Q3. How CancerDR is different form CCLE and COSMIC?
Ans. CCLE and COSMIC are two huge resources of pharmacological drug profiling on human cancer cell lines. Not only this, these databases are also provides mutations in anticancer drug targets. Although these databases are brilliant resources, but we felt some points are not covered like effect of mutations on target structure and their relation with drug sensitivity to put some light on drug resistance issue, information about which class of drug is more effective against which cell line or tissue type and vice versa, comprehensive information about the anticancer drugs and their targets, integration of generation sequencing data. So, in order to complement these databases, we developed CancerDR to addressee the issue of drug resistance in cancer from different prospects.

Q4. How the tertiary structure of target genes and their mutants are predicted in CancerDR?
Ans. Tertiary structure of the targets and their mutants has been predicted using the HHsuite 2.0 software (open source), which performs HMM-HMM-based lightning-fast iterative sequence searching.

Q5. What are the major applications of CancerDR?
Ans.

  1. CancerDR provides information of drug sensitivity of 148 anti-cancer drugs on 952 cancer cell lines. Due to genetic alterations in cancer causing genes, drugs showing varying sensitivity on different cell lines. CancerDR provides a platform where user can easily identify which drug class is more effective for which tissue type. This data can be extrapolated to real life after further validation.

  2. CancerDR also provides information of all relevant targets of these drugs and their gene sequences. In addition, mutations in these genes have also been provided. This information is very helpful for user to understand the drug sensitivity/resistance in particular cancer.

  3. CancerDR provides structures of all wild type and their mutated drug targets. A tool has also been provided for user, where mutated and wild type target structures can be compared to understand the possible changes occurred in the mutated target.

  4. Sequencing cost is decreasing day by day, so it is now possible to sequence the whole genome of cancer patients. An important tool has been integrated in CancerDR, where user can submit their short reads and can map these reads to all cancer causing genes. By doing so, users can identify all possible mutations in their sequence of interest.

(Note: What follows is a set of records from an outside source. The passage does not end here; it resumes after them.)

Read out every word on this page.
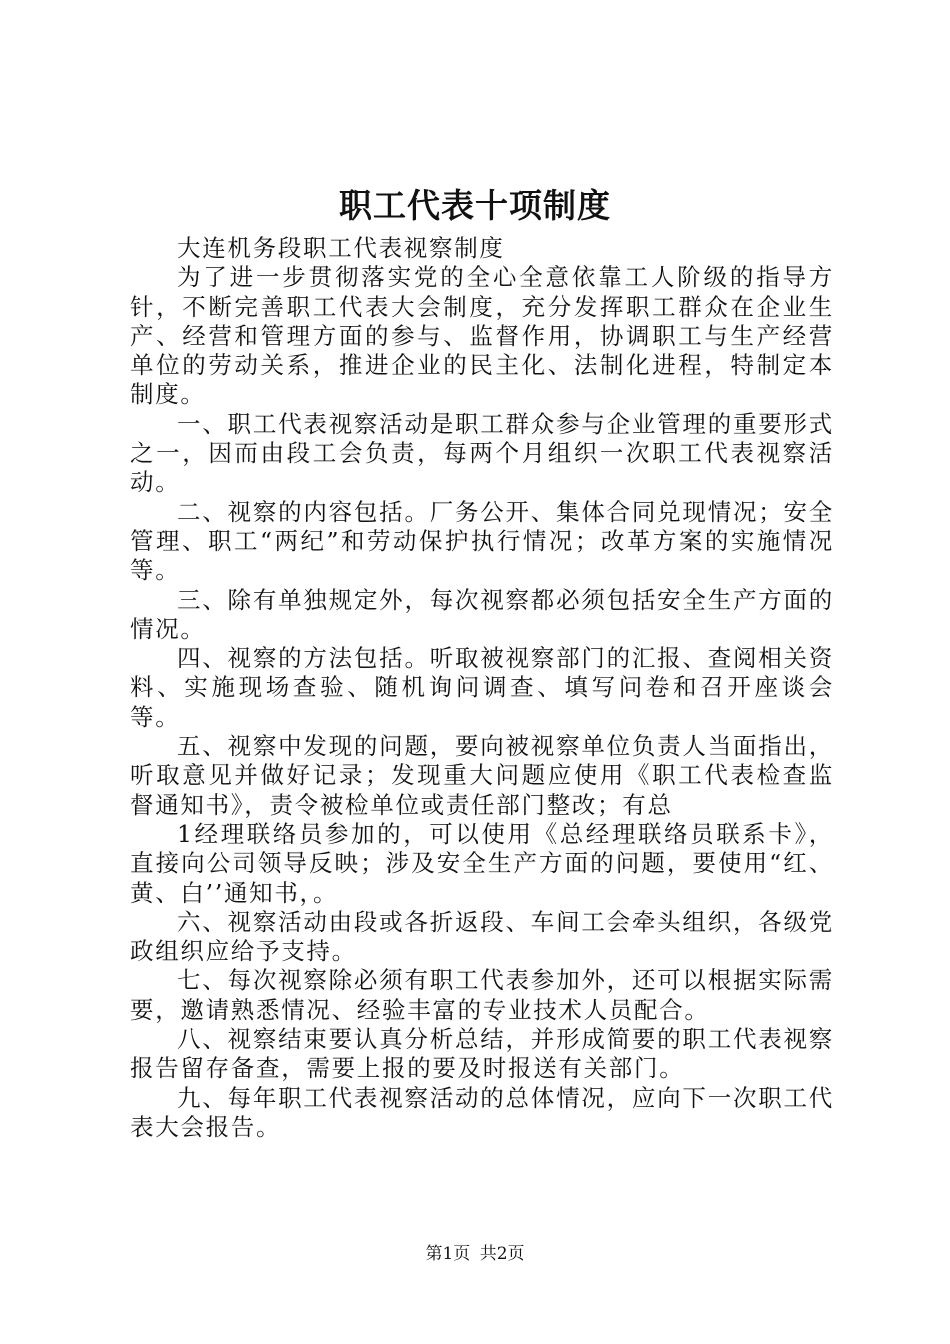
职工代表十项制度

大连机务段职工代表视察制度

为了进一步贯彻落实党的全心全意依靠工人阶级的指导方针，不断完善职工代表大会制度，充分发挥职工群众在企业生产、经营和管理方面的参与、监督作用，协调职工与生产经营单位的劳动关系，推进企业的民主化、法制化进程，特制定本制度。

一、职工代表视察活动是职工群众参与企业管理的重要形式之一，因而由段工会负责，每两个月组织一次职工代表视察活动。

二、视察的内容包括。厂务公开、集体合同兑现情况；安全管理、职工“两纪”和劳动保护执行情况；改革方案的实施情况等。

三、除有单独规定外，每次视察都必须包括安全生产方面的情况。

四、视察的方法包括。听取被视察部门的汇报、查阅相关资料、实施现场查验、随机询问调查、填写问卷和召开座谈会等。

五、视察中发现的问题，要向被视察单位负责人当面指出，听取意见并做好记录；发现重大问题应使用《职工代表检查监督通知书》，责令被检单位或责任部门整改；有总

1经理联络员参加的，可以使用《总经理联络员联系卡》，直接向公司领导反映；涉及安全生产方面的问题，要使用“红、黄、白’’通知书，。

六、视察活动由段或各折返段、车间工会牵头组织，各级党政组织应给予支持。

七、每次视察除必须有职工代表参加外，还可以根据实际需要，邀请熟悉情况、经验丰富的专业技术人员配合。

八、视察结束要认真分析总结，并形成简要的职工代表视察报告留存备查，需要上报的要及时报送有关部门。

九、每年职工代表视察活动的总体情况，应向下一次职工代表大会报告。

第1页 共2页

  5. By analyzing genetic alterations in drug targets and drug sensitivity profiles of drugs user can design or select the best therapeutic options for a particular cancer.


Q6. Is CancerDR data downloadable?
Ans. Yes. You can download the CancerDR data from the download link available in main menu. Download data can be downloaded in three format. First, sequence download in which user can download all the sequences together or one by one. Second, sequence alignment download and third, structure download. rsync facility is also available in each format of download.